It’s been a while…. Now where were we?
Harvest has happened and it has absorbed a lot of our time. Spuds and apples now safely stored in our cold store for the winter. We would have had more but they were being attacked by some strange spotty disease. I spent ages researching but the raging virus quickly wiped out our plum crop and then started to spread to the apples.
It was some two weeks later I accidentally discovered the real cause whilst putting some cds in the loft. I had just reached the top of the loft ladder and I nearly put my hand on a wasp resting on the joists. Strange I thought. I put the light on and looked up. Our attic light is not the brightest. It woud be more accurate to call it a dark than a light. However, I could just make out small flying objects buzzing over my head. It was then that I clocked the most enormous wasps nest I had ever seen high up on the chimney breast. I mean I had been under that nest two days earlier putting a picture frame away. Aargh!
We called out our friendly neighbourhood pest controller who had already destroyed some four wasp nests for us earlier in the year and having charged for each of them he had foolishly promised to do any more we got for free. A few puffs of vulcan dust from the end of a long pole and the attacks on my apples stopped. I was just left with the job of scraping the nest from the chimney into a bin sack. Still all that damaged fruit forced an early flurry of hastily prepared apple pies, strudles and apple cake so not all was lost.
Now the veggies have been wonderful. There are some pictures posted below.
Leaf beet was a great success as were the french beans except my dear wife decided she didn’t like either of them! I resigned to feeding them to the chickens whilst trying not to think of the long hours spent digging, fertilising, stringing and tending that went into bringing them from seed to maturity. Gardeners beware, pests are not merely confined to the garden, some lurk in the kitchen!
The carrots in the raised bed were a huge success though and very tasty. Unlike the odd-shaped french beans, these and the beetroot were jealously guarded by my wife and only an honoured few were allowed to share her harvest. Oregano, sage, French tarragon, mint and parsley grew strongly in the open ground but coriander and dill were a disaster. However, coriander and basil grew prolifically in pots in the greenhouse. Tomatoes were grown very easily from seed saved from the previous year. However, I had forgotten that the Moneymakers had been raised alongside the Gardeners Delight variety. As a result, this year’s crop couldn’t make its mind up whether to grow large tomatoes or small sweet ones on the vine with plants ending up as a mish-mash of both! Tasty though.

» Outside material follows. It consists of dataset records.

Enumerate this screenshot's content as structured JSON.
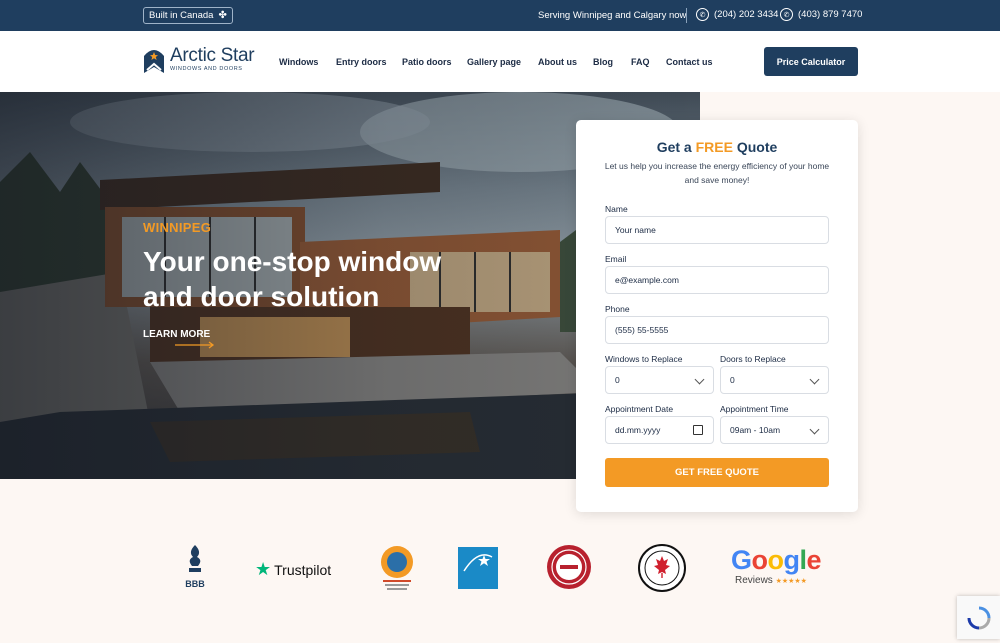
{
  "topbar": {
    "built_label": "Built in Canada",
    "built_icon": "maple-leaf-icon",
    "serving": "Serving Winnipeg and Calgary now",
    "phones": [
      "(204) 202 3434",
      "(403) 879 7470"
    ],
    "phone_icon": "phone-icon"
  },
  "brand": {
    "name": "Arctic Star",
    "tagline": "WINDOWS AND DOORS"
  },
  "nav": {
    "items": [
      "Windows",
      "Entry doors",
      "Patio doors",
      "Gallery page",
      "About us",
      "Blog",
      "FAQ",
      "Contact us"
    ],
    "cta": "Price Calculator"
  },
  "hero": {
    "city": "WINNIPEG",
    "headline": "Your one-stop window and door solution",
    "link": "LEARN MORE"
  },
  "quote": {
    "title_pre": "Get a ",
    "title_free": "FREE",
    "title_post": " Quote",
    "subtitle": "Let us help you increase the energy efficiency of your home and save money!",
    "name_label": "Name",
    "name_placeholder": "Your name",
    "email_label": "Email",
    "email_placeholder": "e@example.com",
    "phone_label": "Phone",
    "phone_placeholder": "(555) 55-5555",
    "windows_label": "Windows to Replace",
    "windows_value": "0",
    "doors_label": "Doors to Replace",
    "doors_value": "0",
    "date_label": "Appointment Date",
    "date_value": "dd.mm.yyyy",
    "time_label": "Appointment Time",
    "time_value": "09am - 10am",
    "submit": "GET FREE QUOTE"
  },
  "badges": {
    "bbb": "BBB",
    "trustpilot": "Trustpilot",
    "google": "Google",
    "google_reviews": "Reviews",
    "google_stars": "★★★★★"
  },
  "colors": {
    "navy": "#1f3e5f",
    "orange": "#f39a25"
  }
}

With garden centres closed in Spring as our so called government made a start on its police state agenda and with compost in short supply everything had to be grown from seed. A mix of old cucumber seed produced fat but tough fruits which, I suspect also suffered from being grown alongside Loofahs! We didn’t eat too many. Similarly the peppers went in as an afterthought from old seed and came late in the season often with the fruits holed by pests. Must try harder.
The onions came in three waves. Japan onions had been planted the previous Autumn and were the first to crop in late June. Then came the maincrop from sets and finally the large storing onions grown from seed started in the greenhouse in January. We never run short of these essential items. Courgettes also performed well though the small plants we set out in straw beds Ruth Stout style in the field were gobbled by slugs/rabbits? virtually overnight. Jan had sneaked some squash plants into my mix which grew well though we had no idea what to do with the football shaped fruits that we found hanging inside our runner bean frame! They sprawled everywhere. Our poor attempts to make something food-like out of them left us determined never to grow them again. Perhaps its a southern thing?
We literally had a field day with the potatoes (and we still have half a field of spuds to dig out). Slugs have taken their toll but still a lot of lovely organic spuds. Next year I am growing Sarpo Mira which appear to be the most blight resistant potato available and also are apparently not liked by slugs. Hmm we’ll see. The huge area laid to spuds this year will be used for more interesting veg next year, the spuds having prepared the ground so to speak. In fact, first in will be 100 garlic cloves due to arrive in the post any day now.
So here we are approaching November with potatoes, onions and apples all safely in cold store and beetroot, swede, parnsip, leeks cropping and with purple spouting broccoli and asparagus set to see us through the hungry gap next year. My wife has been making a mix of those vegetables into a sort of vegetarian mince which has been going into pie fillings and cottage pies yum-yum. With our hens still laying albeit in drastically reduced numbers as Winter approaches we should be able to keep the wolf from the door!